Wednesday, 28 November 2012

New species of lion discovered - In Ethiopian zoo?


DNA confirms genetically distinct lion population for Ethiopia
November 2012. A team of international researchers has provided the first comprehensive DNA evidence that the Addis Ababa lion in Ethiopia is genetically unique and is urging immediate conservation action to preserve this vulnerable lion population.

Large and darker manes
While it has long been noted that some lions in Ethiopia have a large, dark mane, extending from the head, neck and chest to the belly, as well as being smaller and more compact than other lions, it was not known until now if these lions represent a genetically distinct population.

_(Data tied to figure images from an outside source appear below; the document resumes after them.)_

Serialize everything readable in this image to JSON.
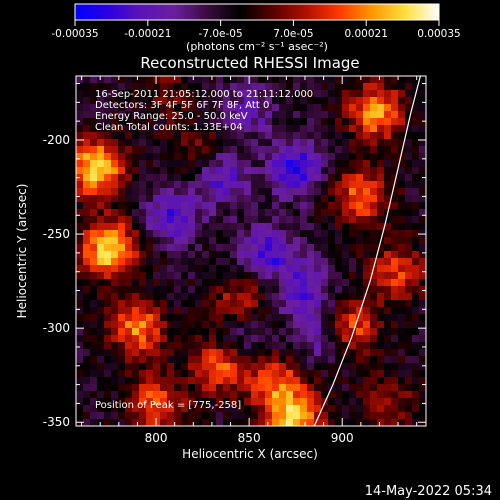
{
  "colorbar": {
    "tick_labels": [
      "-0.00035",
      "-0.00021",
      "-7.0e-05",
      "7.0e-05",
      "0.00021",
      "0.00035"
    ],
    "units": "(photons cm⁻² s⁻¹ asec⁻²)",
    "colormap": [
      "#0000ff",
      "#2a00e0",
      "#5b13b7",
      "#6a1e9e",
      "#3a0b3c",
      "#000000",
      "#5a0000",
      "#b01000",
      "#ff3a00",
      "#ff9a00",
      "#ffe040",
      "#ffffff"
    ]
  },
  "chart_data": {
    "type": "heatmap",
    "title": "Reconstructed RHESSI Image",
    "xlabel": "Heliocentric X (arcsec)",
    "ylabel": "Heliocentric Y (arcsec)",
    "xlim": [
      757,
      945
    ],
    "ylim": [
      -352,
      -166
    ],
    "x_ticks": [
      800,
      850,
      900
    ],
    "y_ticks": [
      -350,
      -300,
      -250,
      -200
    ],
    "zlim": [
      -0.00035,
      0.00035
    ],
    "annotations": [
      "16-Sep-2011 21:05:12.000 to 21:11:12.000",
      "Detectors: 3F 4F 5F 6F 7F 8F, Att 0",
      "Energy Range: 25.0 - 50.0 keV",
      "Clean    Total counts: 1.33E+04"
    ],
    "peak_label": "Position of Peak = [775,-258]",
    "peak": [
      775,
      -258
    ],
    "limb_curve": [
      [
        885,
        -352
      ],
      [
        895,
        -330
      ],
      [
        905,
        -305
      ],
      [
        915,
        -275
      ],
      [
        923,
        -245
      ],
      [
        930,
        -215
      ],
      [
        937,
        -185
      ],
      [
        942,
        -166
      ]
    ],
    "hot_regions": [
      {
        "x": 768,
        "y": -215,
        "value": 0.00035
      },
      {
        "x": 775,
        "y": -258,
        "value": 0.00035
      },
      {
        "x": 790,
        "y": -300,
        "value": 0.00026
      },
      {
        "x": 800,
        "y": -340,
        "value": 0.00022
      },
      {
        "x": 835,
        "y": -320,
        "value": 0.00024
      },
      {
        "x": 865,
        "y": -330,
        "value": 0.00022
      },
      {
        "x": 875,
        "y": -350,
        "value": 0.0003
      },
      {
        "x": 845,
        "y": -285,
        "value": 0.00016
      },
      {
        "x": 910,
        "y": -230,
        "value": 0.00024
      },
      {
        "x": 918,
        "y": -185,
        "value": 0.00028
      },
      {
        "x": 905,
        "y": -300,
        "value": 0.00022
      },
      {
        "x": 930,
        "y": -270,
        "value": 0.0002
      },
      {
        "x": 925,
        "y": -340,
        "value": 0.00014
      },
      {
        "x": 822,
        "y": -205,
        "value": 0.0001
      },
      {
        "x": 805,
        "y": -175,
        "value": 9e-05
      }
    ],
    "cold_regions": [
      {
        "x": 808,
        "y": -240,
        "value": -0.0002
      },
      {
        "x": 835,
        "y": -220,
        "value": -0.00018
      },
      {
        "x": 860,
        "y": -260,
        "value": -0.0002
      },
      {
        "x": 875,
        "y": -215,
        "value": -0.00024
      },
      {
        "x": 880,
        "y": -280,
        "value": -0.00018
      },
      {
        "x": 845,
        "y": -305,
        "value": -0.00012
      },
      {
        "x": 888,
        "y": -305,
        "value": -0.00015
      },
      {
        "x": 850,
        "y": -185,
        "value": -0.00012
      }
    ]
  },
  "timestamp": "14-May-2022 05:34"
}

Genetically distinct from all lion populations
The team of researchers, led by the University of York, UK, and the Max Planck Institute for Evolutionary Anthropology, Germany, has shown that captive lions at the Addis Ababa Zoo in Ethiopia are, in fact, genetically distinct from all lion populations for which comparative data exists, both in Africa and Asia.

The researchers compared DNA samples from 15 Addis Ababa Zoo lions (eight males and seven females) to lion breeds in the wild. The results of the study, which also involved researchers from Leipzig Zoo and the Universities of Durham and Oxford, UK, are published in the European Journal of Wildlife Research.